We’ve been asked to figure out whether SiteGround services can be used in a HIPAA compliant manner.
We know the HIPAA industry is vast so we can empathize with just how many people need to use cloud-based services in this sector.
Today, we will determine if SiteGround can provide HIPAA compliant email service or not.
SiteGround is a web and email hosting provider. It’s comprised of several companies registered in the USA, UK, Bulgaria, Cyprus, and Spain. The company manages three offices and offers hosting services in several data center locations around the world.
SiteGround and the business associate agreement
There’s a primary item to consider when it comes to SiteGround and its ability to provide a HIPAA compliant service.

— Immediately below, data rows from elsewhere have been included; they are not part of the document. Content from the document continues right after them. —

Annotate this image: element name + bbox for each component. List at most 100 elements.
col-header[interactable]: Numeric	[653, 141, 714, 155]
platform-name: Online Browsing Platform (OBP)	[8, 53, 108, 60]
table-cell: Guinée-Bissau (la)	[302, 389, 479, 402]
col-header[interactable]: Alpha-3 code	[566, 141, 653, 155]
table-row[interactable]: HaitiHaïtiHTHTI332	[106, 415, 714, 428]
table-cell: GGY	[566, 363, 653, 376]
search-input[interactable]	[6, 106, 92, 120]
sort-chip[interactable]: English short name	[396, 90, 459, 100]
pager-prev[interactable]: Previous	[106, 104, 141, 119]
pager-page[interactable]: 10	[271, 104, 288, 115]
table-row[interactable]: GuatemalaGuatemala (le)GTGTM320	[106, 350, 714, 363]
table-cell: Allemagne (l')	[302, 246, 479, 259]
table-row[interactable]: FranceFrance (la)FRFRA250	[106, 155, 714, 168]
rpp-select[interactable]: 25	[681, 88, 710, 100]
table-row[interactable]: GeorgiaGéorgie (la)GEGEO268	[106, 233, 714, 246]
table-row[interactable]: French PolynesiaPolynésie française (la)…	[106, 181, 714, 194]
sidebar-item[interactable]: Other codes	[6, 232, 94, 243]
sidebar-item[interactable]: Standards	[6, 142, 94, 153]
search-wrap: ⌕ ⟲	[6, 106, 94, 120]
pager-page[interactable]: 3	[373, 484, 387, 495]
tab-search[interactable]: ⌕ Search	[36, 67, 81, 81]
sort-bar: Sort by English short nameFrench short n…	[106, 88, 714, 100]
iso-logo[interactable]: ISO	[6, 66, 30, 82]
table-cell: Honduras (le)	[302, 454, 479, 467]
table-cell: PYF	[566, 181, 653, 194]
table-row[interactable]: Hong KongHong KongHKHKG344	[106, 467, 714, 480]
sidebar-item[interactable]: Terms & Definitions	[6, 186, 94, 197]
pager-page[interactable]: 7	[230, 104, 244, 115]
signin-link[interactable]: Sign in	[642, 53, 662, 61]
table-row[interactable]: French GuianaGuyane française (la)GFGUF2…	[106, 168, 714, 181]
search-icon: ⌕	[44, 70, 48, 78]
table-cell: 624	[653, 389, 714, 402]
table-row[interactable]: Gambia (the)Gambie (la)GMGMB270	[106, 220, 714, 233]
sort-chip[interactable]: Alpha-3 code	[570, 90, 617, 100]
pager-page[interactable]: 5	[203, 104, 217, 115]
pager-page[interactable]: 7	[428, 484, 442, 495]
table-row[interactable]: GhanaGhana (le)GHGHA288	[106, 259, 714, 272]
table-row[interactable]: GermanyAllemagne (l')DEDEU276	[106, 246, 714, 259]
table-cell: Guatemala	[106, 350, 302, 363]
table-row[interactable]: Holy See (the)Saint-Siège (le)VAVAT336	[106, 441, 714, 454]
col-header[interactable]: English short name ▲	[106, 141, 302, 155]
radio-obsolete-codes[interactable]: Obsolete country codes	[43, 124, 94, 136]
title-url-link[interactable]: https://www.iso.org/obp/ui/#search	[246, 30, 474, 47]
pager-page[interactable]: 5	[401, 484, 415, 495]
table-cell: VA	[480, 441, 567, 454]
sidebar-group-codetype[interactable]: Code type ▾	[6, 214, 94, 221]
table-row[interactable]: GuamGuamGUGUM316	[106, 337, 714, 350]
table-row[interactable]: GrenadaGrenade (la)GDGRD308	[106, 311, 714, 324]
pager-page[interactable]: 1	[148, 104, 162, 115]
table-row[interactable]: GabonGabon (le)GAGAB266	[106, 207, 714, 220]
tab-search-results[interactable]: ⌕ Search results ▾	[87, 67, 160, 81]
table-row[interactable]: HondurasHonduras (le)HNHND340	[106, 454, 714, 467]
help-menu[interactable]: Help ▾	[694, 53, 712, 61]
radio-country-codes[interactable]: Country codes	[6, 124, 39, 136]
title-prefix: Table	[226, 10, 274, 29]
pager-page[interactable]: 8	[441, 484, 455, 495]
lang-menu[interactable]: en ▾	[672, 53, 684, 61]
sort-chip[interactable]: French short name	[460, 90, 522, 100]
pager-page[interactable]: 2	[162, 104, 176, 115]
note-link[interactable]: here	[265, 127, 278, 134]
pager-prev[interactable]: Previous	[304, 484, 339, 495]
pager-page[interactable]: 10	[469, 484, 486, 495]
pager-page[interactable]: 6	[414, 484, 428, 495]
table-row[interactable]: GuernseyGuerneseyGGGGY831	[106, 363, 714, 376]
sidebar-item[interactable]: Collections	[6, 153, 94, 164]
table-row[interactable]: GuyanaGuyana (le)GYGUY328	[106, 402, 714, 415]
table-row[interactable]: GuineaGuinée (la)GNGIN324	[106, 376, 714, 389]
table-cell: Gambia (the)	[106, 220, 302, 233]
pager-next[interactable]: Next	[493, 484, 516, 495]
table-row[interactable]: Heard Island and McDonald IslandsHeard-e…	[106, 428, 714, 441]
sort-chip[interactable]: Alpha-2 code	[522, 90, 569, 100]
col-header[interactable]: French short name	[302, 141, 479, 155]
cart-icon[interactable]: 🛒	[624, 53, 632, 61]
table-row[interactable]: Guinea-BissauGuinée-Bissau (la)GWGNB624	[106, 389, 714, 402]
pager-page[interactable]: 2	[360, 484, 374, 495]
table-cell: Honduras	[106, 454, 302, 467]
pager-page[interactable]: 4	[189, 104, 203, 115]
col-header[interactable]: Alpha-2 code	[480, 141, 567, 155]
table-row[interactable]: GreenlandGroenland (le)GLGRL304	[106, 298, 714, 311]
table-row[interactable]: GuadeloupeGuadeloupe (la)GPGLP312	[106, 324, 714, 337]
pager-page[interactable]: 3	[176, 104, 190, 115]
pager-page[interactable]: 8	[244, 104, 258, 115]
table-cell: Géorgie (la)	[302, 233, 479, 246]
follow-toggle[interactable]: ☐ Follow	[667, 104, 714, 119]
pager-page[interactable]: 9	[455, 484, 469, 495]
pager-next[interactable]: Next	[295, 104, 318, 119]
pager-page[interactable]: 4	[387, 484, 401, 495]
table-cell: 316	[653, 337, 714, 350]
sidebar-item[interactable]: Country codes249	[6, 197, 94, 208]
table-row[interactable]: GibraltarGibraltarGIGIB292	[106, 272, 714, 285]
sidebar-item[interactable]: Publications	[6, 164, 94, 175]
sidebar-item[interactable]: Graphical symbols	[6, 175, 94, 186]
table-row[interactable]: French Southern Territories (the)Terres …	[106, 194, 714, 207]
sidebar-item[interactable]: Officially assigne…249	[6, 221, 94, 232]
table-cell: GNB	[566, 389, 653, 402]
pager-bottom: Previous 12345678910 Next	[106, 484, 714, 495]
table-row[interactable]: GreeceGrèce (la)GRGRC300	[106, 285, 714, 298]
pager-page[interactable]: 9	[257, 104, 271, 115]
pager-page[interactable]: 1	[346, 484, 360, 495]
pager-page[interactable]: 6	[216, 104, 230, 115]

First, let’s start with a quick recap of terms. The Health Insurance Portability and Accountability Act (HIPAA) is a federal law that protects the privacy of individuals’ personal health information, otherwise known as protected health information (PHI).
As we’ve previously discussed, HIPAA applies to covered entities, which includes healthcare providers, health plans, and healthcare clearinghouses. It also applies to business associates of these covered entities. These are entities that perform certain functions or activities on behalf of the covered entity.
A business associate agreement (BAA) is a written contract between a covered entity and a business associate. It is required by law for HIPAA compliance. In the case of email hosted by SiteGround, they would certainly fall into the category of business associate if they are providing email hosting services to customers that would store, process, or transmit PHI on their platform.
We checked the SiteGround site for mention of their ability to sign a BAA.
We found the answer to our question on the following pages:
Here’s a snippet from their ToS page:
“The Services provided by SiteGround will not comply with the federal Health Insurance Portability and Accountability Act (“HIPAA”), hence SiteGround is not HIPAA compliant.”
Does SiteGround offer HIPAA compliant service?
The Business Associate Agreement (BAA) is a key component to HIPAA compliance between a covered entity and a business associate.
We were able to learn the following about SiteGround about their ability to be considered a HIPAA compliant solution:
- SiteGround clearly states it does not comply with HIPAA regulations
Conclusion: SiteGround is not HIPAA compliant. This includes both their email and web hosting solutions.